Before we continue I’d like to introduce Exchange Traded Funds. If you don’t have the required outlay (5K -25K) for most option trading then ETF’s are are a great way to take advantage of movements within the stock market with reduced risk. In addition, ETF ownership does not have issues of time erosion as options do — this makes them good for strangle strategies with indexes and sector funds that trade in a very short range. Although you don’t have the leverage that option trading offers you still get the advantage of being able to concentrate your money on advancing sectors while eliminating the risk and expense of individual stock purchases. ETF’s can be a good start up strategy for any portfolio. ..

Unlike mutual funds with ETF’s you can enter and exit the market during the trading day.

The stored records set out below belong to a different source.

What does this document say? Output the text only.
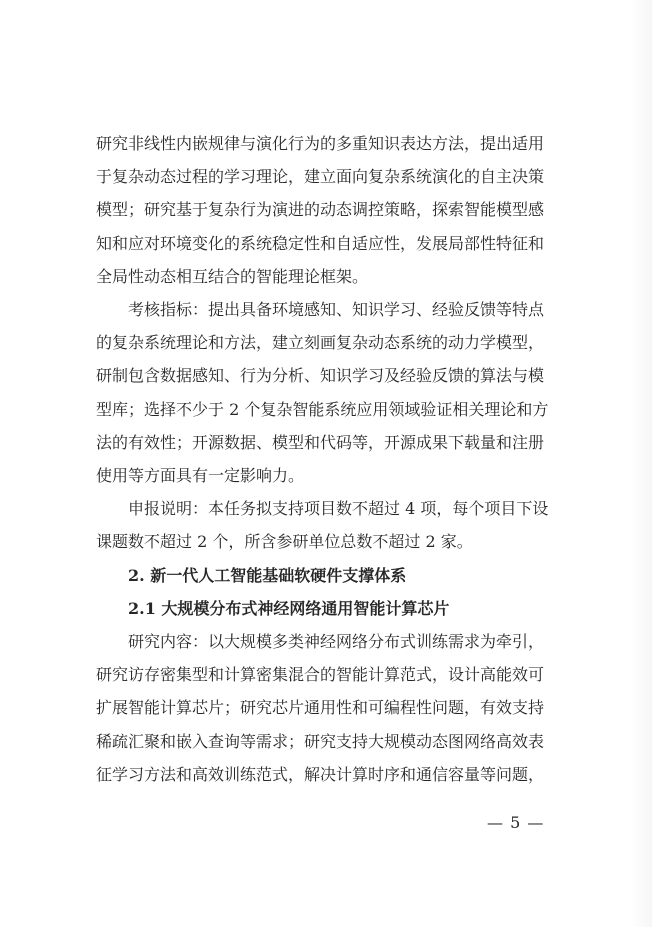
研究非线性内嵌规律与演化行为的多重知识表达方法，提出适用
于复杂动态过程的学习理论，建立面向复杂系统演化的自主决策
模型；研究基于复杂行为演进的动态调控策略，探索智能模型感
知和应对环境变化的系统稳定性和自适应性，发展局部性特征和
全局性动态相互结合的智能理论框架。
考核指标：提出具备环境感知、知识学习、经验反馈等特点
的复杂系统理论和方法，建立刻画复杂动态系统的动力学模型，
研制包含数据感知、行为分析、知识学习及经验反馈的算法与模
型库；选择不少于 2 个复杂智能系统应用领域验证相关理论和方
法的有效性；开源数据、模型和代码等，开源成果下载量和注册
使用等方面具有一定影响力。
申报说明：本任务拟支持项目数不超过 4 项，每个项目下设
课题数不超过 2 个，所含参研单位总数不超过 2 家。
2. 新一代人工智能基础软硬件支撑体系
2.1 大规模分布式神经网络通用智能计算芯片
研究内容：以大规模多类神经网络分布式训练需求为牵引，
研究访存密集型和计算密集混合的智能计算范式，设计高能效可
扩展智能计算芯片；研究芯片通用性和可编程性问题，有效支持
稀疏汇聚和嵌入查询等需求；研究支持大规模动态图网络高效表
征学习方法和高效训练范式，解决计算时序和通信容量等问题，
— 5 —
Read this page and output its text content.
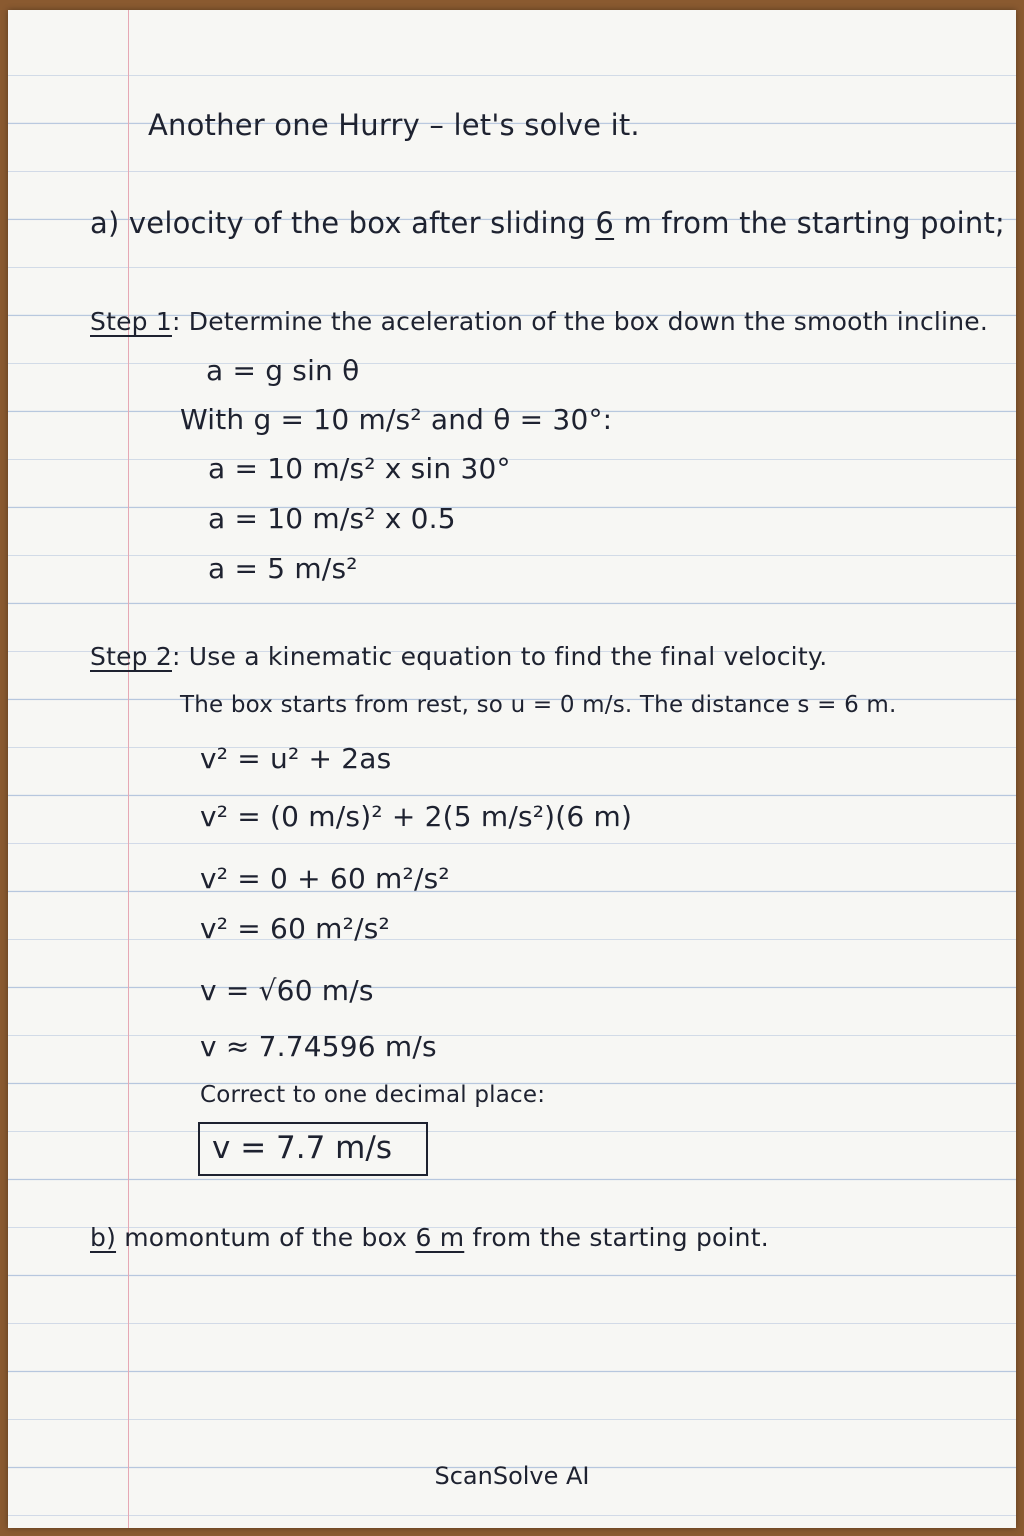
Another one Hurry – let's solve it.
a) velocity of the box after sliding 6 m from the starting point;
Step 1: Determine the aceleration of the box down the smooth incline.
a = g sin θ
With g = 10 m/s² and θ = 30°:
a = 10 m/s² x sin 30°
a = 10 m/s² x 0.5
a = 5 m/s²
Step 2: Use a kinematic equation to find the final velocity.
The box starts from rest, so u = 0 m/s. The distance s = 6 m.
v² = u² + 2as
v² = (0 m/s)² + 2(5 m/s²)(6 m)
v² = 0 + 60 m²/s²
v² = 60 m²/s²
v = √60 m/s
v ≈ 7.74596 m/s
Correct to one decimal place:
v = 7.7 m/s
b) momontum of the box 6 m from the starting point.
ScanSolve AI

In addition you can combine this type of trading with low cost short term option strategies such as out-of-money strangles,sizzler trades and credit bull put spreads. As always Just be sure to do your research.

ETF’s come in the following categories:

Bear Market
Inflation Protected

There is a new vehicle coming out called ETMF, Exchanged Traded Managed fund, a hybrid of Mutual funds and ETF. I will talk more about this fund as I find out.

ETF’s provide exposure  to many areas of the economy not easily available to the average investor; such as commodities, real estate and global markets. They also work well for rotational sector trading. Even in an up market not all securities move together at the same time. To realize a profit the investor must learn to go in and out of such ETF’s as the market dictates.

These links will add some clarity to the discussion.

There are 3 general cycles that can be taken advantage of: The economic cycle, the seasonal cycle and the geographic cycle.

The Economic cycle: When the market is at a bottom the consumer discretionary stocks are the first to turn higher —> XLY, XLK, XLI, XLB and finally XLE. Following these sectors the staples come into play —> XLP, XLV. As the market begins to get weaker —> XLU and finally XLF.

The seasonal cycle: Summer –> XLE, XOP.  Fall & winter—> XRT

The geographic cycle: Watch which countries are performing best. I.E. EWS (Singapore), EWW (Mexico). Currency values can be a good indicator as to the market cycle of a given country.